My experience with the staff at my various docs' offices is mixed. For the most part, really good, but there have been some mishaps. My original referral to a neuro, back in 2006, was mishandled. I waited a few months, and never followed up myself because my Lhermitte's had stopped and I figured I was fine. Then one day I get a call from that neuro's office to confirm my appt the next day. I had no idea about it and had to re-book till several weeks later as I had to travel to see this neuro, needed to book time off work, etc. Apparently my GPs staff were supposed to call me with the date. I let my GP know and she was receptive of the feedback and concerned about the error.
Two things I learned from that experience: first, to never ever assume that staff will do what they are supposed to do, and always follow up myself. If it's a referral to another doc, or MRI clinic or whatever, I give it a few days, then call the GP staff to confirm they did the referral, then I'll call whomever I'm being referred to and confirm they received it. And until I have an appt date, I will keep calling back, politely but firmly asking for my appt to be confirmed.

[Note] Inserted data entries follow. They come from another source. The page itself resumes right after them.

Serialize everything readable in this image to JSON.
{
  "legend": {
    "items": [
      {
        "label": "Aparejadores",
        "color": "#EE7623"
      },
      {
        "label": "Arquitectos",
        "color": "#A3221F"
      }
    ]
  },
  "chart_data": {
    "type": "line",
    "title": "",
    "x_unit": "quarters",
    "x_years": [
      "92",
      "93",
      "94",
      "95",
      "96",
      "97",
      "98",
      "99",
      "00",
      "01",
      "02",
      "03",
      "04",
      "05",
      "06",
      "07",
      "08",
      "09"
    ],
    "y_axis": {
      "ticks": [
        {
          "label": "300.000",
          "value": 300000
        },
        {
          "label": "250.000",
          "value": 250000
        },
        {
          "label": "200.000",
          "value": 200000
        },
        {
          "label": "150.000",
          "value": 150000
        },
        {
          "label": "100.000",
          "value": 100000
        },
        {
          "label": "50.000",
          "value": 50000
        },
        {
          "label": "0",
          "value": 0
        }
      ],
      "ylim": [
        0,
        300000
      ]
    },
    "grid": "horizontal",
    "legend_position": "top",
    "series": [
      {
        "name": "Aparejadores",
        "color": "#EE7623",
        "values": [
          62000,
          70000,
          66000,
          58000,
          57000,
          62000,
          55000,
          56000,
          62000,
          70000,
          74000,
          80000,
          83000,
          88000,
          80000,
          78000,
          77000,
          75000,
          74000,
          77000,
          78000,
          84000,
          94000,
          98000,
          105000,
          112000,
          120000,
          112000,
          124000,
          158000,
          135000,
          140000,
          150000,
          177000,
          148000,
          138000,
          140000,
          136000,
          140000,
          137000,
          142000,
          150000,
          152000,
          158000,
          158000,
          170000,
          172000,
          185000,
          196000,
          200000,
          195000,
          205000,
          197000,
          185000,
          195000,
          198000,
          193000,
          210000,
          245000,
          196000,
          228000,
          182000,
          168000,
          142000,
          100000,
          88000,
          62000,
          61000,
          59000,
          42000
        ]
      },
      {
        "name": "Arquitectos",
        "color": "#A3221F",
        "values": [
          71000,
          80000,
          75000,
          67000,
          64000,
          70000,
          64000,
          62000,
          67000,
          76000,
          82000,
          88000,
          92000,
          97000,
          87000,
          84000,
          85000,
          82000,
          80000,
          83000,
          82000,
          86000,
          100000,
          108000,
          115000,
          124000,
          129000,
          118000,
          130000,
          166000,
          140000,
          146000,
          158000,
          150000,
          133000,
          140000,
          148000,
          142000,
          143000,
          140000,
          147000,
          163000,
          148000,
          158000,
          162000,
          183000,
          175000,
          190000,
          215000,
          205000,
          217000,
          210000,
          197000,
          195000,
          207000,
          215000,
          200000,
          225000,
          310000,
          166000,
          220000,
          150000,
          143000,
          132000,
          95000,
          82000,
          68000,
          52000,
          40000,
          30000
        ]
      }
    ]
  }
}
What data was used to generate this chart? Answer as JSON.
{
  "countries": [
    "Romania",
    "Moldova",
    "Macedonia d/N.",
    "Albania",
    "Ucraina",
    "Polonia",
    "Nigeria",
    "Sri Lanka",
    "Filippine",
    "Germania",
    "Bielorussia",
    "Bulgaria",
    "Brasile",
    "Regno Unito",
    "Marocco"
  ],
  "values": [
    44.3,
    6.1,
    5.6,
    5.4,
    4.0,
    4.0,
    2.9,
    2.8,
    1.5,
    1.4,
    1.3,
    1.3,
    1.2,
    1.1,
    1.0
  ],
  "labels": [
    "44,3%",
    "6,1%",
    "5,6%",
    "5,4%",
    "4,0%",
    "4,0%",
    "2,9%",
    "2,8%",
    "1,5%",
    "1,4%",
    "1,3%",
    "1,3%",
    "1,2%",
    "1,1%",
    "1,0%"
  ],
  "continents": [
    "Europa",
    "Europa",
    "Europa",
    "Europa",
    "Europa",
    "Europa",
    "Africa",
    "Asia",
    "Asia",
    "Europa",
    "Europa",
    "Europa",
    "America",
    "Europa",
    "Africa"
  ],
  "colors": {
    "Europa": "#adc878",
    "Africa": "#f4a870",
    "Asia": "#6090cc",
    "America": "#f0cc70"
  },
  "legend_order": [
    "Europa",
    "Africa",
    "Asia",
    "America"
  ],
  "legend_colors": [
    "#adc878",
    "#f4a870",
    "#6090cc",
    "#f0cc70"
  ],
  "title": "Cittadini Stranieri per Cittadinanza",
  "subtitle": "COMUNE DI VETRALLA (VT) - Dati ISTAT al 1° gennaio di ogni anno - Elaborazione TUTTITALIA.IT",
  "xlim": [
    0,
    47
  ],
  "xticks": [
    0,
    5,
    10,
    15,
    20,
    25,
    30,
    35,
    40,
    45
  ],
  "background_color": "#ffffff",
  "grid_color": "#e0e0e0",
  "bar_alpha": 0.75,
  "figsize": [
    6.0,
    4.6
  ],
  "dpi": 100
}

Second, whether staff seem good or otherwise, I always make friends with them. I know their names and address them by name whenever I call or come in, I'm always polite, even I'm frustrated with them, but will be directive with them if they seem to not know what they're supposed to be doing for me. At Christmas i always bring chocolates or flowers. When i was seeing my old GP on a very regular basis, I would always bring her assistant, who was an angel to me, a Starbucks. This approach has always worked for me, and I've found that even staff who aren't as competent will often go out of their way for me, to fit me in on short notice, to return my call outside of office hours, or whatever.
I've recently moved and was referred to the local MS clinic. I called to book my first appt, and said that I needed to be seen by end of April as that was the deadline for my annual Copaxone renewal (government covers the cost, have to reapply every year). The staff person I spoke to was quite rude, she laughed and and snottily that there was no way I could be seen before June. So we made an appt for June, and I called my old neuro, who is a 3 hour drive away, to get booked by the deadline. The next day the same staff person who was so snotty the day before, calls me to say they could see me in April as the neuro said I needed to do my Copaxone renewal. Rather than say I told you so, I just thanked her very much for getting me in so soon, even though it obviously wasn't her who made the effort to make it happen. I asked her name and then thanked her again, by name. She was much nicer than the previous day. I wrote her name down so that when I go in, I'll remember it.
You could argue that as patients, we shouldn't HAVE to make all this effort, they should just do their job like they're paid to do. But I just think, do wharever works and do what will best serve my interests. if that means biting my tongue when I'm justified in being annoyed, or bringing someone a coffee, then that's what I'll do.
I would consider changing docs if staff were a disaster and I couldn't figure out a way to turn things around, but I would give it a fair shot first. You may have seen them on a really bad day, so give them a chance and if necessary, bring it up diplomatically with the neuro to give them a chance to address the problem.